1859 - 1930
Young Turk leader and educator.
Born in Istanbul to an Austrian mother and to a father who was an Anglophile Ottoman bureaucrat, Ahmet Riza grew up among the wealthy elite. He attended the prestigious Galatasaray Lycée in Istanbul and studied agriculture in France. As an idealistic young man, he sought to improve the condition of the Ottoman peasantry, first at the Ministry of Agriculture, then at the Ministry of Education, where he served as the director of education in the city of Bursa.
At the age of thirty, Ahmet Riza returned to France, where he became an early leader of the Young Turks. In 1894 he published a series of tracts demanding a constitutional regime in the Ottoman Empire based on Islamic and Ottoman traditions of consultation. In 1895, he began publishing a bimonthly newspaper, Meşveret, which soon became a locus of the exile Young Turk movement. The newspaper was also smuggled into the empire and circulated among liberal intellectuals there. Ahmet Riza's chief rival was the more radical Prince Sabahettin, who founded a separate Young Turk group and newspaper in Paris. Ahmet Riza opposed the prince's calls for revolution and European intervention in the empire at the 1902 Congress of Ottoman Liberals in Paris. At the Second Young Turk Congress in 1907, Ahmet Riza at first reluctantly endorsed the use of violence to depose the sultan, but later reversed his position.

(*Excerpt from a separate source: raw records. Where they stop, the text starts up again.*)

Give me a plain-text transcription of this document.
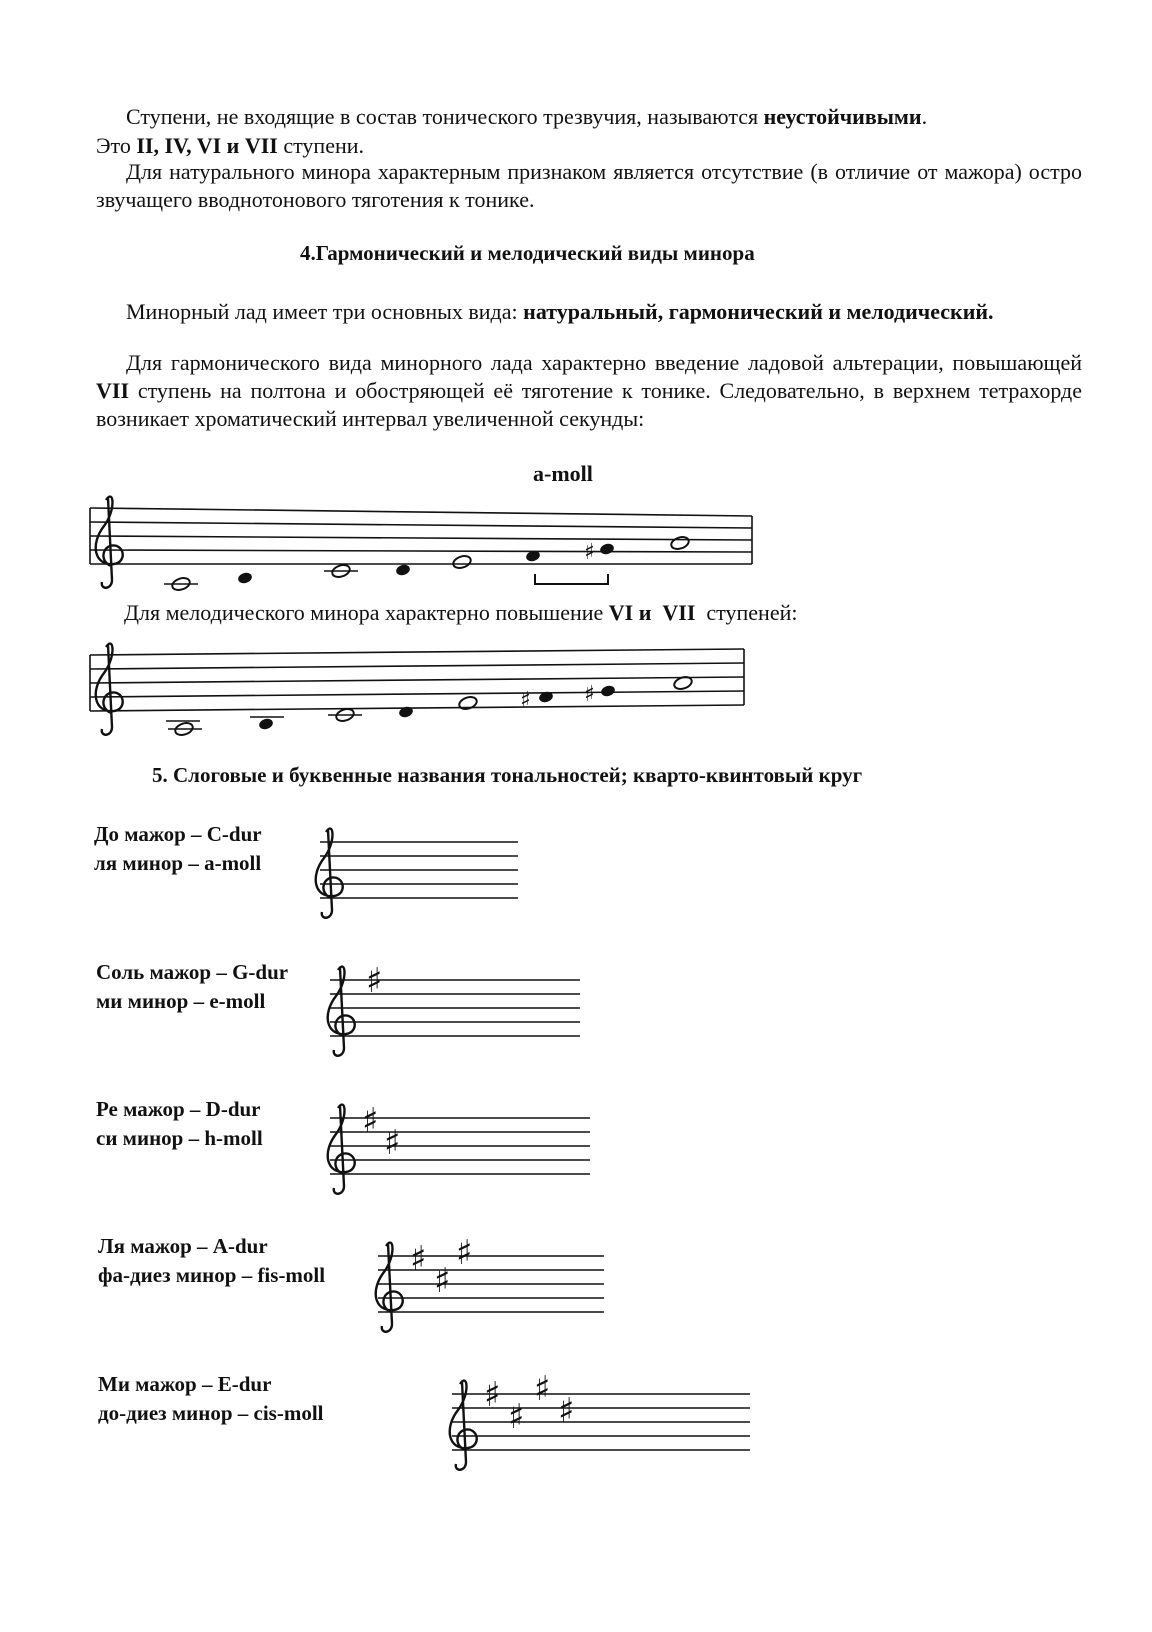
Ступени, не входящие в состав тонического трезвучия, называются неустойчивыми.

Это II, IV, VI и VII ступени.

Для натурального минора характерным признаком является отсутствие (в отличие от мажора) остро звучащего вводнотонового тяготения к тонике.

4.Гармонический и мелодический виды минора

Минорный лад имеет три основных вида: натуральный, гармонический и мелодический.

Для гармонического вида минорного лада характерно введение ладовой альтерации, повышающей VII ступень на полтона и обостряющей её тяготение к тонике. Следовательно, в верхнем тетрахорде возникает хроматический интервал увеличенной секунды:

a-moll
♯
Для мелодического минора характерно повышение VI и VII  ступеней:
♯ ♯
5. Слоговые и буквенные названия тональностей; кварто-квинтовый круг
До мажор – C-dur
ля минор – a-moll
Соль мажор – G-dur
ми минор – e-moll	♯
Ре мажор – D-dur
си минор – h-moll	♯
♯
Ля мажор – A-dur
фа-диез минор – fis-moll ♯
♯
♯
Ми мажор – E-dur
до-диез минор – cis-moll	♯
♯
♯
♯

Ahmet Riza returned to Istanbul after the 1908 revolution and headed the Unionist Party, which was backed by the Committee for Union and Progress (CUP) and which opposed Prince Sabahettin's Ottoman Liberal Union Party and Islamist groups. The Unionists were successful in the elections, and Ahmet Riza became president of the Chamber of Deputies. In April 1909, however, leaders of a mass demonstration at the Sultan Ahmet mosque organized by the Society of Islamic Unity called for Ahmet Riza's resignation and for his replacement by a "true Muslim." Two deputies were killed, apparently mistaken for Ahmet Riza, when the crowd entered the Parliament buildings. Ahmet Riza was deposed, and Ismaʿil Kemal was elected the new president of the Chamber in the ensuing reorganization of government.

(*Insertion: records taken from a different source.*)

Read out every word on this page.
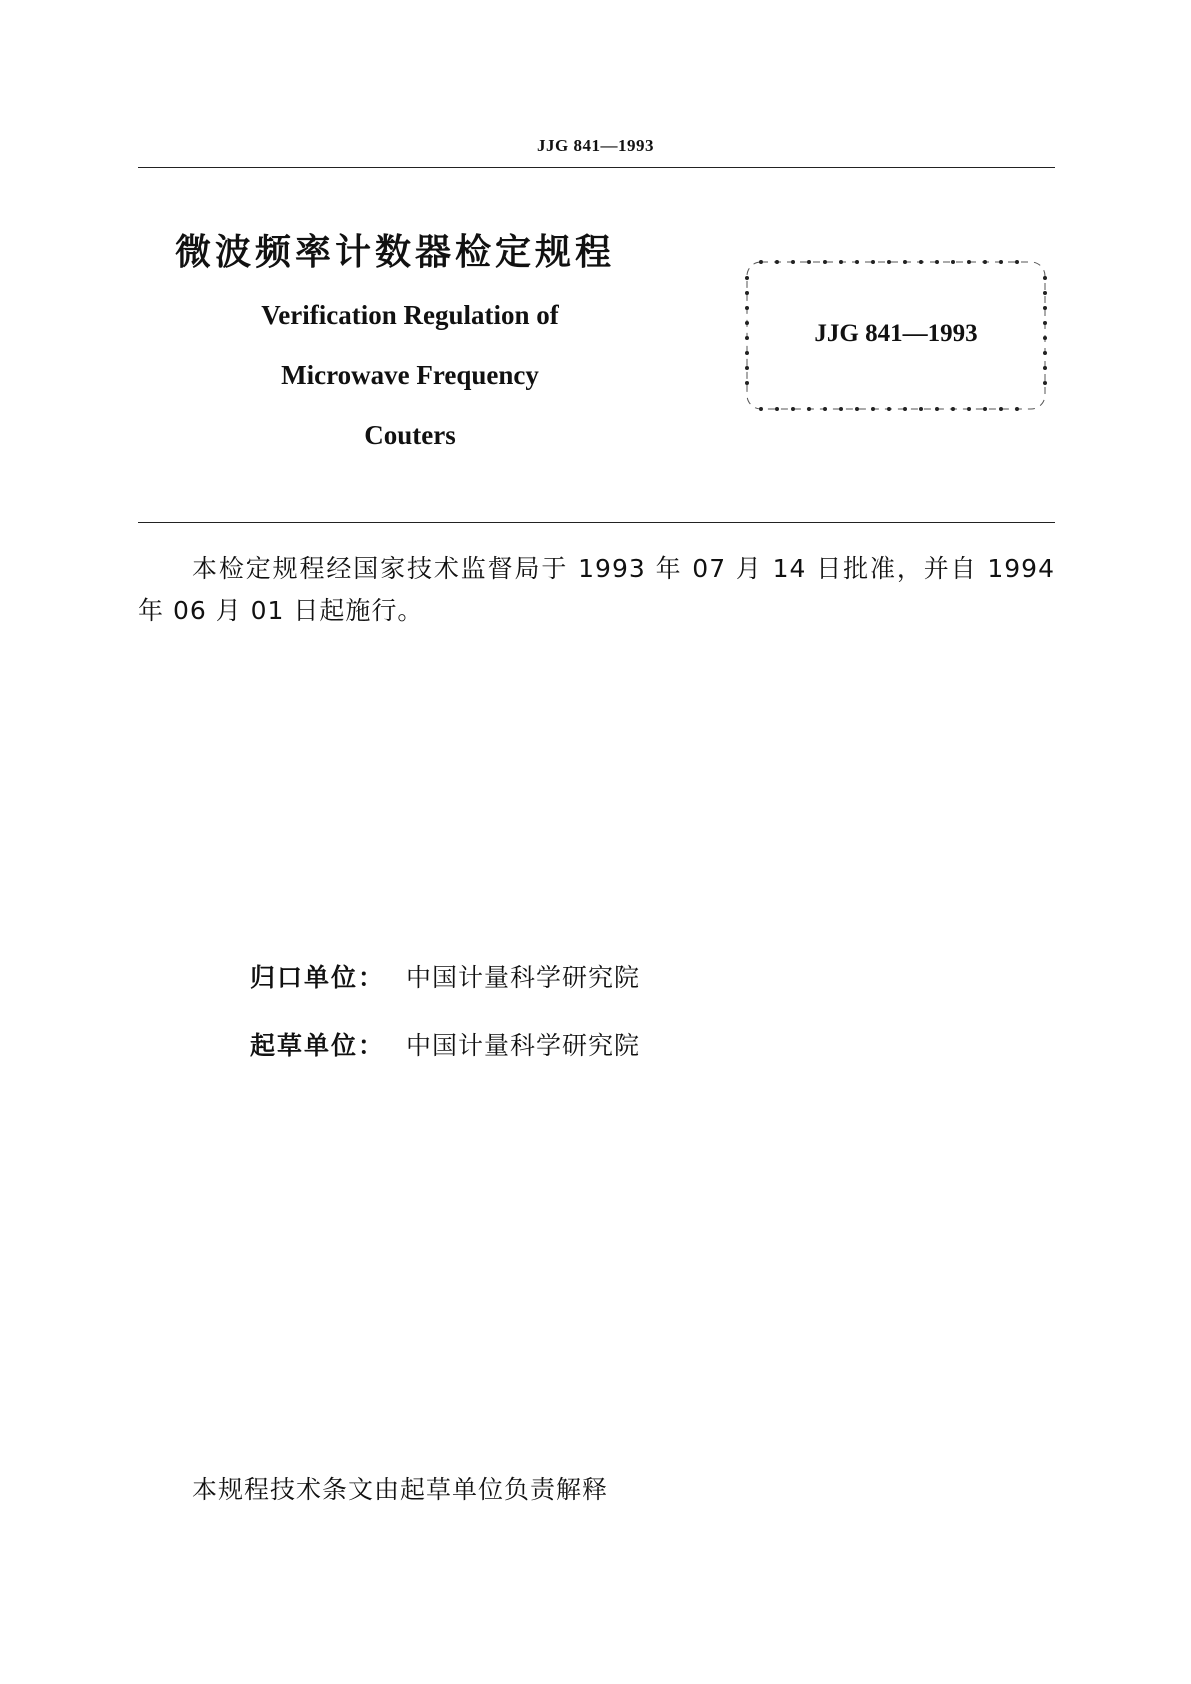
JJG 841—1993
微波频率计数器检定规程
Verification Regulation of
Microwave Frequency
Couters
JJG 841—1993
本检定规程经国家技术监督局于 1993 年 07 月 14 日批准，并自 1994 年 06 月 01 日起施行。
归口单位： 中国计量科学研究院
起草单位： 中国计量科学研究院
本规程技术条文由起草单位负责解释
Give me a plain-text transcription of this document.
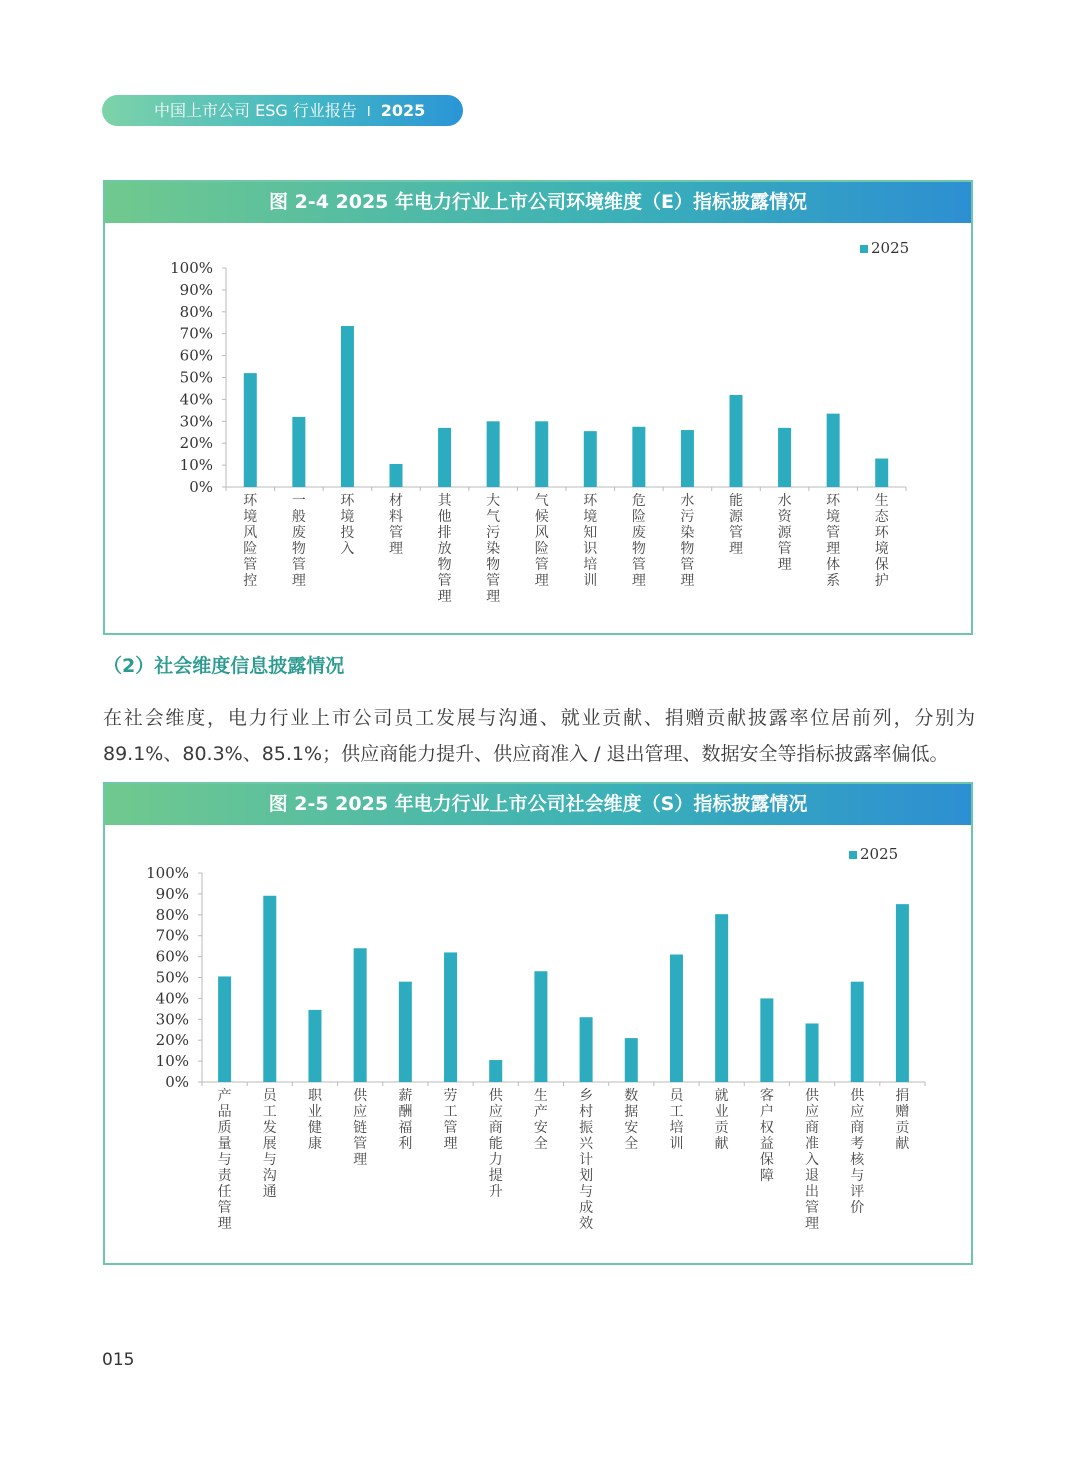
中国上市公司 ESG 行业报告 I 2025
图 2-4 2025 年电力行业上市公司环境维度（E）指标披露情况
0%
10%
20%
30%
40%
50%
60%
70%
80%
90%
100%
环境风险管控
一般废物管理
环境投入
材料管理
其他排放物管理
大气污染物管理
气候风险管理
环境知识培训
危险废物管理
水污染物管理
能源管理
水资源管理
环境管理体系
生态环境保护
2025
（2）社会维度信息披露情况
在社会维度，电力行业上市公司员工发展与沟通、就业贡献、捐赠贡献披露率位居前列，分别为 89.1%、80.3%、85.1%；供应商能力提升、供应商准入 / 退出管理、数据安全等指标披露率偏低。
图 2-5 2025 年电力行业上市公司社会维度（S）指标披露情况
0%
10%
20%
30%
40%
50%
60%
70%
80%
90%
100%
产品质量与责任管理
员工发展与沟通
职业健康
供应链管理
薪酬福利
劳工管理
供应商能力提升
生产安全
乡村振兴计划与成效
数据安全
员工培训
就业贡献
客户权益保障
供应商准入退出管理
供应商考核与评价
捐赠贡献
2025
015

Ahmet Riza remained loyal to CUP during his years in government. But, in 1919 he founded a new party, the National Unity Party, and allied himself with Sultan Vahidettin against the Kemalists. He spent the years of the Independence War in Paris, then returned to Istanbul, where he was an instructor at the prestigious Dar al-Fonun school until his death.

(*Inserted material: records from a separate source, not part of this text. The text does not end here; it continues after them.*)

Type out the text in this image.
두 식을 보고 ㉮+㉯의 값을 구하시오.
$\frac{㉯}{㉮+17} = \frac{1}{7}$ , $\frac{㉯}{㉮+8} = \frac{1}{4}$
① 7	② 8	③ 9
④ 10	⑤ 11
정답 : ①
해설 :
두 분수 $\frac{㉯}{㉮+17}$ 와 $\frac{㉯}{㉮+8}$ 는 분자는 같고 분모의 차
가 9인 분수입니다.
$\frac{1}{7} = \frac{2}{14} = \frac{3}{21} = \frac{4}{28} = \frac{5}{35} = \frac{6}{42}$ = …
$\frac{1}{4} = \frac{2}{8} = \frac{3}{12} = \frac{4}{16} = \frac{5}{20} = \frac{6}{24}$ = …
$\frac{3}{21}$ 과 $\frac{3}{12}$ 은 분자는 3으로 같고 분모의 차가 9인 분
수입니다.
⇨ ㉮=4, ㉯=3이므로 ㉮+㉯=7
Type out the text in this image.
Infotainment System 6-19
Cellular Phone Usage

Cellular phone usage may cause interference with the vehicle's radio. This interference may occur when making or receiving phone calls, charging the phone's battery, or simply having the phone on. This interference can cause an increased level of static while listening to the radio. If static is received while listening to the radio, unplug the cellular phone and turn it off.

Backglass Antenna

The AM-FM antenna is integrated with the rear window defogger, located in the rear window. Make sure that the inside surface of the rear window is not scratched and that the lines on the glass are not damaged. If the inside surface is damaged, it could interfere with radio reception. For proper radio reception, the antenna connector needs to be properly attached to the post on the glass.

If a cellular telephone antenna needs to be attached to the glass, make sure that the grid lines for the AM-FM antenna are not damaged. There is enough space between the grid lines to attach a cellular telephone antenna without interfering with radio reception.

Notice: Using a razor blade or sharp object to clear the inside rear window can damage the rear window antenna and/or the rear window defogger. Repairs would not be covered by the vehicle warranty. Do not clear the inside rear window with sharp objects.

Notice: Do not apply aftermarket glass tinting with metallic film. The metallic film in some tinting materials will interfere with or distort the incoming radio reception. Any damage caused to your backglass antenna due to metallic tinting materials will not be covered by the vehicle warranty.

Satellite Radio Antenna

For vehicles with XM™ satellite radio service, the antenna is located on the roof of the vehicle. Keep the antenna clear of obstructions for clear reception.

Riza's contribution to the Young Turk movement went beyond his organizational abilities. As a follower of the French sociologist Auguste Comte, he first formulated the principles that would influence the development of secularist reform in Turkey. For example, the slogan heading his magazine Meşveret, "order and progress," was drawn from French positivist ideas and is probably linked to the simultaneous naming of an Istanbul opposition group, Union and Progress.
Bibliography
Lewis, Bernard. The Emergence of Modern Turkey, 3d edition. New York: Oxford University Press, 2002.
Shaw, Stanford J., and Shaw, Ezel Kural. History of the Ottoman Empire and Modern Turkey, Vol. 2: Reform, Revolution, and Republic: The Rise of Modern Turkey, 1808 - 1975. Cambridge, U.K., and New York: Cambridge University Press, 1977.